On his buildings for the IBA housing exhibition in Berlin, he says, "Too many architects don't breathe in the city that they are building for. They're not gentle. They have to express themselves in muscular terms, which have nothing to do with the ambience, the total history of a place. When I built the tower in Berlin, I really studied Berlin. I think I placed a building there that will always be part of that city in the deepest sense of the word. And yet it's a radical building. Hey -- I'm one of the few architects in all that thing that gave the people -- SPACE -- LIGHT -- AIR -- VIEWS --. I don't make separations between the socio-political, the aesthetic and the formal. It's all part of this great art of approximation."
Referring to his yet-to-be-built project in Santiago de Compostela for a botanical pavilion in the Belvis Park, he talks about the relation of material and space: "Glass and stone towers, connected by steel. Talk about building. Wow. No bullshit. The simplicity, the solidity of space, right? The great religious philosophers always talk about the soul of a material. You see? That's important. It's not just material. Few architects really know this."

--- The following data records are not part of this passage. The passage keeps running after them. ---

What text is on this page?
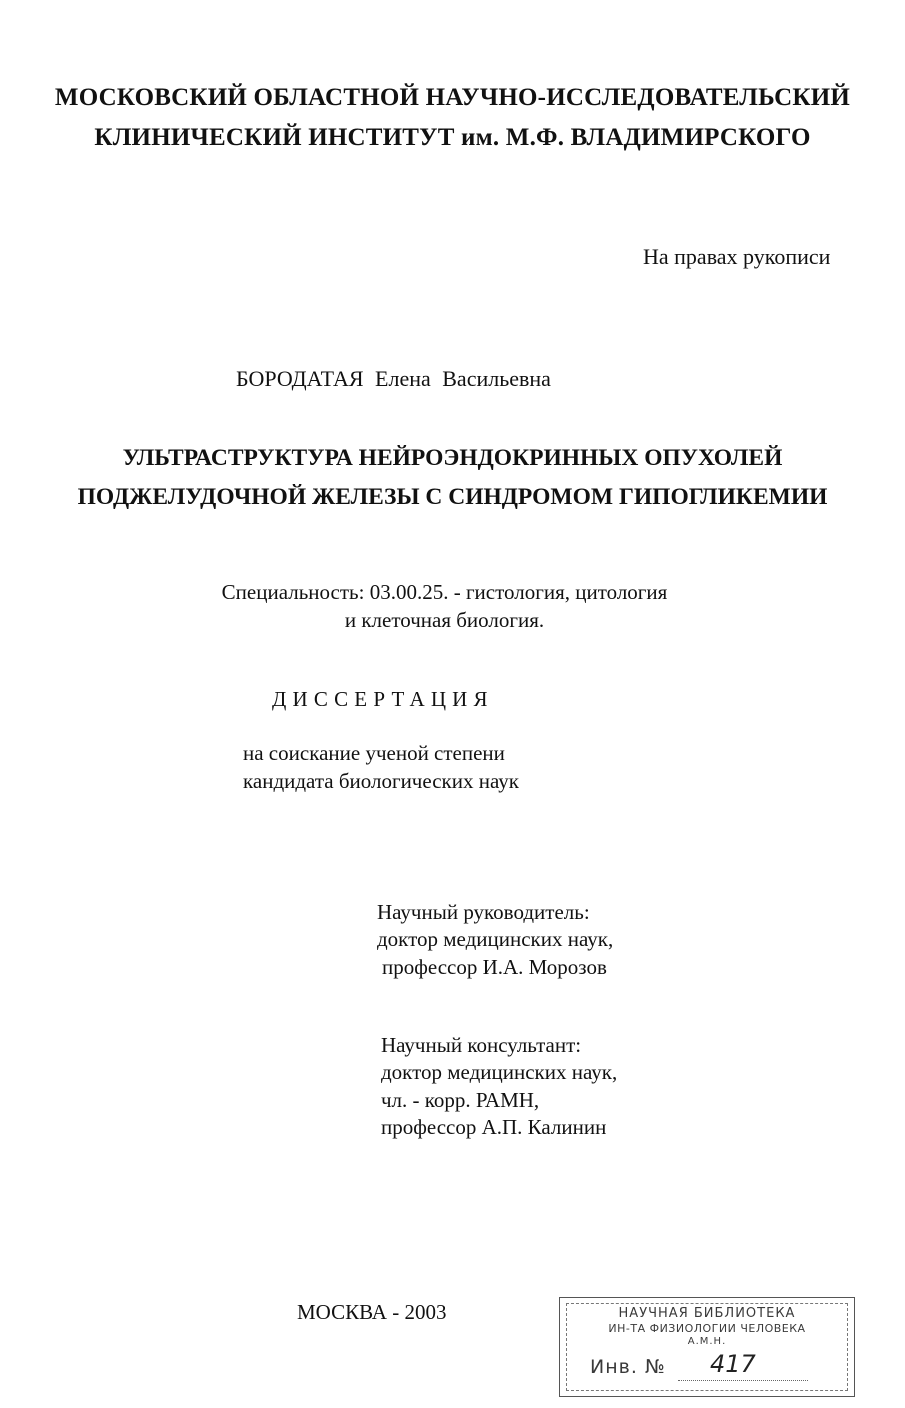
МОСКОВСКИЙ ОБЛАСТНОЙ НАУЧНО-ИССЛЕДОВАТЕЛЬСКИЙ
КЛИНИЧЕСКИЙ ИНСТИТУТ им. М.Ф. ВЛАДИМИРСКОГО
На правах рукописи
БОРОДАТАЯ Елена Васильевна
УЛЬТРАСТРУКТУРА НЕЙРОЭНДОКРИННЫХ ОПУХОЛЕЙ
ПОДЖЕЛУДОЧНОЙ ЖЕЛЕЗЫ С СИНДРОМОМ ГИПОГЛИКЕМИИ
Специальность: 03.00.25. - гистология, цитология
и клеточная биология.
ДИССЕРТАЦИЯ
на соискание ученой степени
кандидата биологических наук
Научный руководитель:
доктор медицинских наук,
профессор И.А. Морозов
Научный консультант:
доктор медицинских наук,
чл. - корр. РАМН,
профессор А.П. Калинин
МОСКВА - 2003	НАУЧНАЯ БИБЛИОТЕКА
ИН-ТА ФИЗИОЛОГИИ ЧЕЛОВЕКА
А.М.Н.
Инв. № 417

But Hejduk feels that his message is finally beginning to get across. "More and more people are beginning to understand what I've devoted my life to. To both conserve and also present a new architecture, in the deep sense of the word. My works are tied to past things, but they are also future things. There is no present."

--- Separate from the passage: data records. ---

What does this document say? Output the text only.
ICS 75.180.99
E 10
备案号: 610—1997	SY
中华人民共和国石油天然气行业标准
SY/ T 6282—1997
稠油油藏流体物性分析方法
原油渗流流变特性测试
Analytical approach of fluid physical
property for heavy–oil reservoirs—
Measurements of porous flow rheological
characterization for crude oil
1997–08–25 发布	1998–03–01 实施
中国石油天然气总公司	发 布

We ended the interview with the bowl of wax fruit on his desk, part of an exercise he'd given his students. First he asked them to choose which "tasted" best: a bowl of real fruit from a nearby Korean grocery, an identical bowl of wax fruit, or the fruit in a painting by Cezanne. "95% chose the actual fruit. I thought that they would like the Cezanne. I thought it was more delicious delicious. That was my naivete. Or maybe they were trying to give me a message."
The next assignment was to make a piece of fruit out of wood that "has to taste like the fruit." Hejduk took me through the studio to see the results: an exquisitely balanced banana, a split apple with white meat and tiny seeds, a bruised peach, the sun-dried skin of an orange, all eloquent dialogues between the properties of fruit and wood. Carried away with emotion, Hejduk told me, "I've become the student of them. A new school of architecture is forming, as radical as the Bauhaus was in its time. But through this (pointing to the fruit). Not words thrown into the air and obfuscation."
"My wife told me that the Pompeians always had a bowl of fruit on a table in their houses," he concluded. "And that bowl of fruit was not eaten by the family. It was for travelers and strangers. Now if that doesn't have to do with house and architecture, I don't know what does."